Before Jean could find an answer, they had reached Signa Patrona’s studio. It seemed filled with groups of people. Jean had a confused sense of many introductions, and Signa herself, a tall, slender girl in black with a rose made of gold tissue fastened in her dusky, low coiled hair. She rarely spoke, but smiled delightfully. The girls found Mrs. Crane and her sister in a corner.

“Aunt Win,” said Bab. “Here’s your country girl. Isn’t she blooming? Talk to her while I get some tea.”

“My dear,” Mrs. Everden surveyed her in a benevolent, critical sort of fashion, “you’re improved. The last time I saw you, was out at Shady Cove. You and your sisters were in some play I think, given by the Junior Auxiliary of the Church. You live in the country now, Barbara tells me. I have friends in the Berkshires.”

“Oh, but we’re way over near the Rhode Island border,” Jean said quickly. It seemed as if logically, all people who moved from Long Island must go to the Berkshires. “It’s real country up there, Gilead Centre. We’re near the old Post Road to Boston, from Hartford, but nobody hardly ever travels over it any more.”

“We might motor over in the spring, Barbara would enjoy it. Are the roads good in the spring, my dear?”

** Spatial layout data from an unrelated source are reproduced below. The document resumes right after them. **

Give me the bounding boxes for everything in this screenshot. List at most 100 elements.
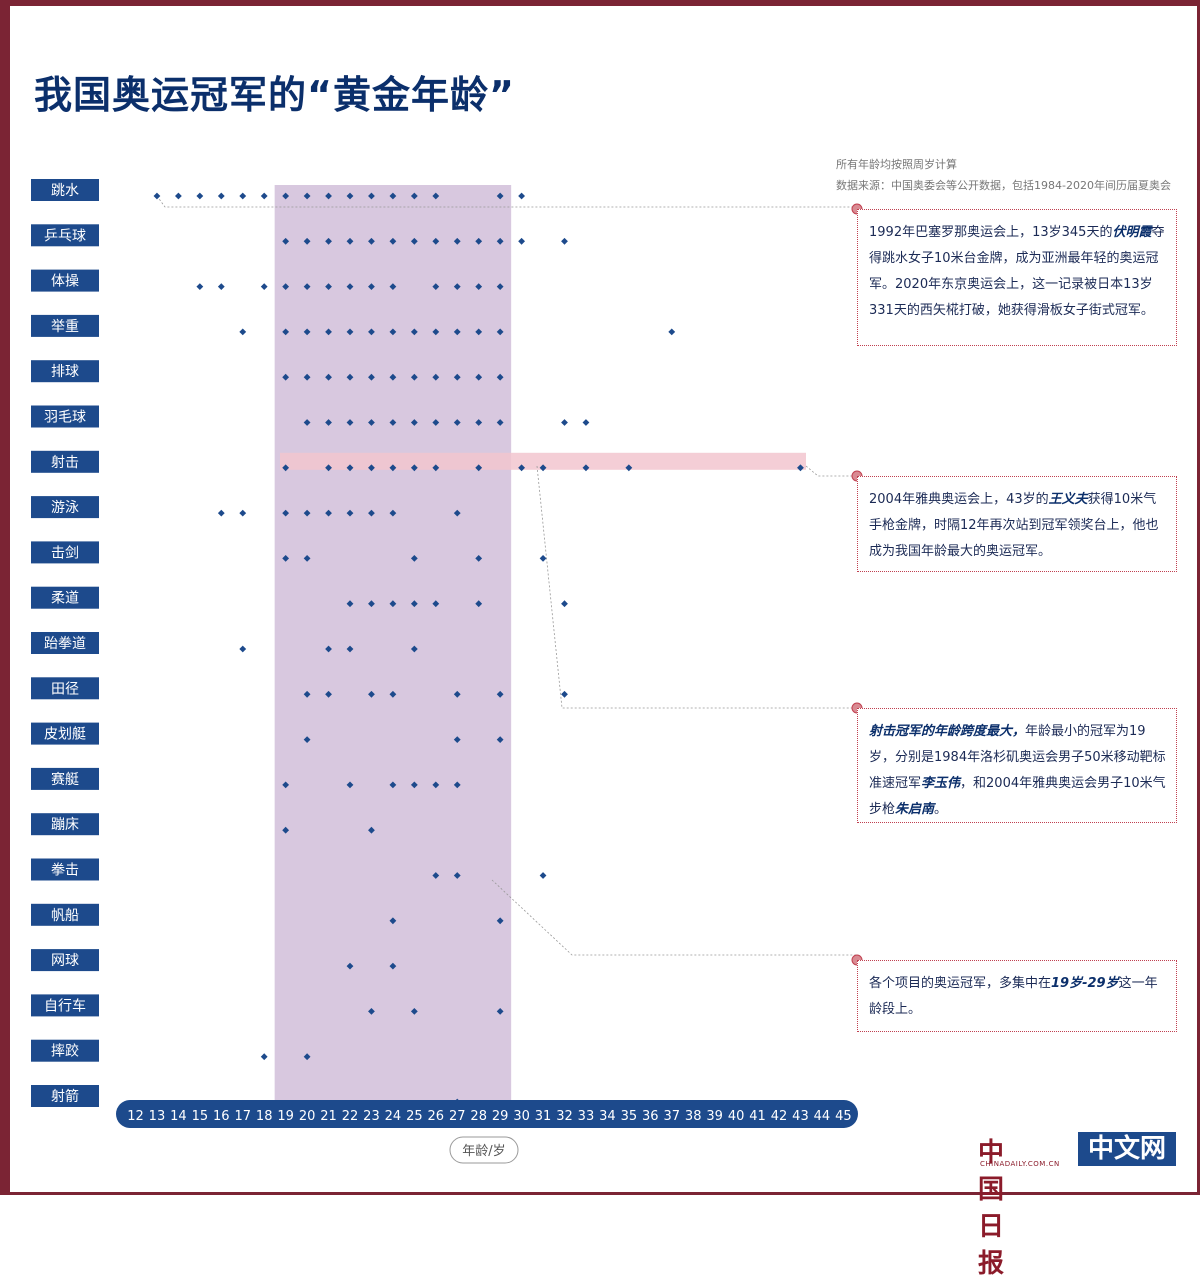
x-tick-label: 20 — [299, 1109, 316, 1124]
data-point — [389, 781, 397, 789]
data-point — [325, 645, 332, 653]
data-point — [303, 328, 311, 336]
data-point — [475, 373, 483, 381]
frame-bottom — [0, 1192, 1200, 1195]
data-point — [368, 373, 375, 381]
data-point — [453, 736, 461, 743]
category-label-bg — [31, 269, 99, 292]
category-label: 射击 — [51, 455, 79, 471]
x-tick-label: 14 — [170, 1109, 187, 1124]
category-label: 田径 — [51, 681, 79, 697]
x-tick-label: 15 — [192, 1109, 209, 1124]
category-label: 赛艇 — [51, 772, 79, 788]
data-point — [475, 600, 483, 608]
data-point — [453, 328, 461, 336]
x-tick-label: 29 — [492, 1109, 509, 1124]
annotation-golden-age-range: 各个项目的奥运冠军，多集中在19岁-29岁这一年龄段上。 — [857, 960, 1177, 1032]
golden-age-band — [274, 185, 512, 1100]
data-point — [518, 192, 525, 200]
data-point — [410, 464, 418, 472]
data-point — [561, 600, 568, 608]
data-point — [410, 555, 418, 562]
data-point — [389, 283, 397, 290]
data-point — [668, 328, 676, 336]
category-label-bg — [31, 496, 99, 519]
data-point — [303, 237, 311, 245]
data-point — [282, 555, 290, 562]
category-label: 排球 — [51, 364, 79, 380]
data-point — [368, 328, 375, 336]
data-point — [432, 373, 440, 381]
category-label-bg — [31, 767, 99, 790]
x-axis-label: 年龄/岁 — [462, 1144, 505, 1159]
data-point — [389, 690, 397, 698]
x-tick-label: 32 — [556, 1109, 573, 1124]
category-label: 游泳 — [51, 500, 79, 516]
data-point — [453, 781, 461, 789]
x-tick-label: 42 — [771, 1109, 788, 1124]
data-point — [432, 192, 440, 200]
category-label: 乒乓球 — [44, 228, 86, 244]
data-point — [432, 237, 440, 245]
data-point — [539, 555, 547, 562]
data-point — [475, 419, 483, 426]
data-point — [346, 419, 354, 426]
callout-line-golden-age — [491, 879, 857, 956]
data-point — [389, 509, 397, 517]
data-point — [282, 826, 290, 834]
data-point — [346, 509, 354, 517]
category-label-bg — [31, 405, 99, 428]
category-label-bg — [31, 586, 99, 609]
data-point — [475, 464, 483, 472]
x-tick-label: 34 — [599, 1109, 616, 1124]
data-point — [325, 328, 332, 336]
data-point — [303, 736, 311, 743]
category-label-bg — [31, 314, 99, 337]
category-label: 击剑 — [51, 545, 79, 561]
data-point — [561, 690, 568, 698]
category-label-bg — [31, 949, 99, 972]
x-tick-label: 19 — [277, 1109, 294, 1124]
data-point — [453, 419, 461, 426]
x-tick-label: 35 — [621, 1109, 638, 1124]
data-point — [496, 328, 504, 336]
data-point — [368, 464, 375, 472]
shooting-range-band — [280, 452, 806, 470]
data-point — [389, 600, 397, 608]
x-tick-label: 13 — [149, 1109, 166, 1124]
data-point — [410, 328, 418, 336]
data-point — [153, 192, 161, 200]
x-tick-label: 21 — [320, 1109, 337, 1124]
logo-subtext: CHINADAILY.COM.CN — [980, 1160, 1060, 1168]
category-label-bg — [31, 1085, 99, 1107]
data-point — [346, 192, 354, 200]
data-point — [496, 1008, 504, 1015]
data-point — [410, 645, 418, 653]
page-title: 我国奥运冠军的“黄金年龄” — [34, 73, 515, 117]
data-point — [325, 237, 332, 245]
x-tick-label: 24 — [385, 1109, 402, 1124]
data-point — [389, 419, 397, 426]
data-point — [389, 464, 397, 472]
category-label-bg — [31, 360, 99, 383]
annotation-youngest-champion: 1992年巴塞罗那奥运会上，13岁345天的伏明霞夺得跳水女子10米台金牌，成为… — [857, 209, 1177, 346]
data-point — [325, 690, 332, 698]
category-label-bg — [31, 858, 99, 881]
data-point — [346, 328, 354, 336]
data-point — [368, 237, 375, 245]
data-point — [432, 464, 440, 472]
data-point — [432, 872, 440, 879]
annotation-emphasis: 射击冠军的年龄跨度最大， — [869, 724, 1026, 739]
category-label: 羽毛球 — [44, 410, 86, 426]
data-point — [346, 781, 354, 789]
callout-line-oldest — [805, 465, 857, 477]
data-point — [496, 192, 504, 200]
data-point — [368, 283, 375, 290]
data-point — [282, 509, 290, 517]
data-point — [239, 328, 247, 336]
data-point — [282, 373, 290, 381]
data-point — [475, 283, 483, 290]
data-point — [432, 328, 440, 336]
x-tick-label: 44 — [814, 1109, 831, 1124]
annotation-text: 这一年龄段上。 — [869, 976, 1158, 1017]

Visions of Gilead roads along in March and April flitted through Jean’s mind. They turned into quagmires of yellow mud, and where the frost did take a notion to steal away, the road usually caved in gracefully after the first spring rains. Along the end of April after everybody had complained, Tucker Hicks, the road committeeman, would bestir himself leisurely and patch up the worst places. No power in Gilead had ever been able to rouse Tucker to action before the worst was over.

“Mother’d dearly love to have you come,” she said. “The only thing we miss up there is the friendship of the Cove neighbors. If you wouldn’t mind the roads, I know you’d enjoy it, but they are awful in the spring. But nobody seems to mind a bit. One day down at the station in Nantic I heard two old farmers talking, and one said the mud up his way was clear up to the wheel hubs. ‘Sho,’ said the other. ‘Up in Gilead, the wheels go all the way down in some places.’ Just as if they were proud of it.”

Mrs. Everden shook her head slowly, and looked at her sister.

“I can’t even imagine Bess Robbins living in such a forsaken place.”

“Oh, but it isn’t forsaken,” protested Jean loyally. “And Mother really enjoys it because it’s made Father nearly well.”